Perché nessun popolo può decidere del proprio destino se non ha la possibilità di decidere le proprie politiche economiche!
Ed è difficile non capire che la questione sia dirimente: l’indipendenza dei popoli si gioca anche attraverso la possibilità di emettere la propria moneta e decidere le proprie politiche economiche. Cosa che sta facendo in queste ore Israele:
Guerra Israele, dalla Banca Centrale fino a 45 miliardi di dollari per sostenere lo Shekel. [3]
L’impossibilità di reagire di fronte allo strapotere economico israeliano [4], si traduce nei fatti nell’impossibilità di trovare una soluzione pacifica se non verranno creati due Stati sovrani l’uno indipendente dall’altro, con due Banche Centrali, come da tempo auspicato anche dai Paesi europei. [5]

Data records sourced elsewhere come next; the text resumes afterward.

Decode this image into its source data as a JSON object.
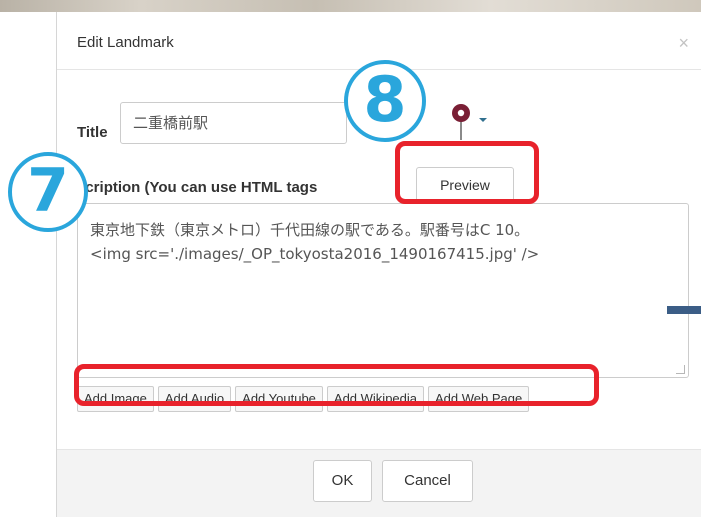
{
  "modal": {
    "title": "Edit Landmark",
    "close_glyph": "×"
  },
  "form": {
    "title_label": "Title",
    "title_value": "二重橋前駅",
    "description_label": "scription (You can use HTML tags",
    "preview_button": "Preview",
    "description_lines": [
      "東京地下鉄（東京メトロ）千代田線の駅である。駅番号はC 10。",
      "<img src='./images/_OP_tokyosta2016_1490167415.jpg' />"
    ],
    "add_buttons": [
      "Add Image",
      "Add Audio",
      "Add Youtube",
      "Add Wikipedia",
      "Add Web Page"
    ]
  },
  "footer": {
    "ok_label": "OK",
    "cancel_label": "Cancel"
  },
  "annotations": {
    "badge_7": "7",
    "badge_8": "8",
    "badge_color": "#2aa6dc",
    "highlight_color": "#e8222b"
  },
  "icons": {
    "marker": "map-pin-icon",
    "close": "close-icon",
    "caret": "caret-down-icon"
  }
}
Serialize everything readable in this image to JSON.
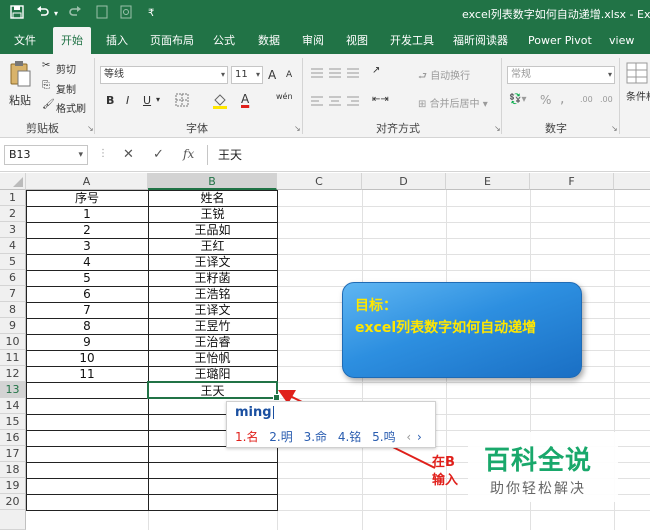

Gli aiuti a pioggia della Comunità Internazionale non smuovono di un millimetro la condizione economica precaria della popolazione palestinese della Striscia di Gaza. O meglio, si tratta di mantenere una comunità di più di due milioni di persone in una posizione di sostanziale dipendenza dagli Stati esteri, senza trovare una soluzione concreta al problema.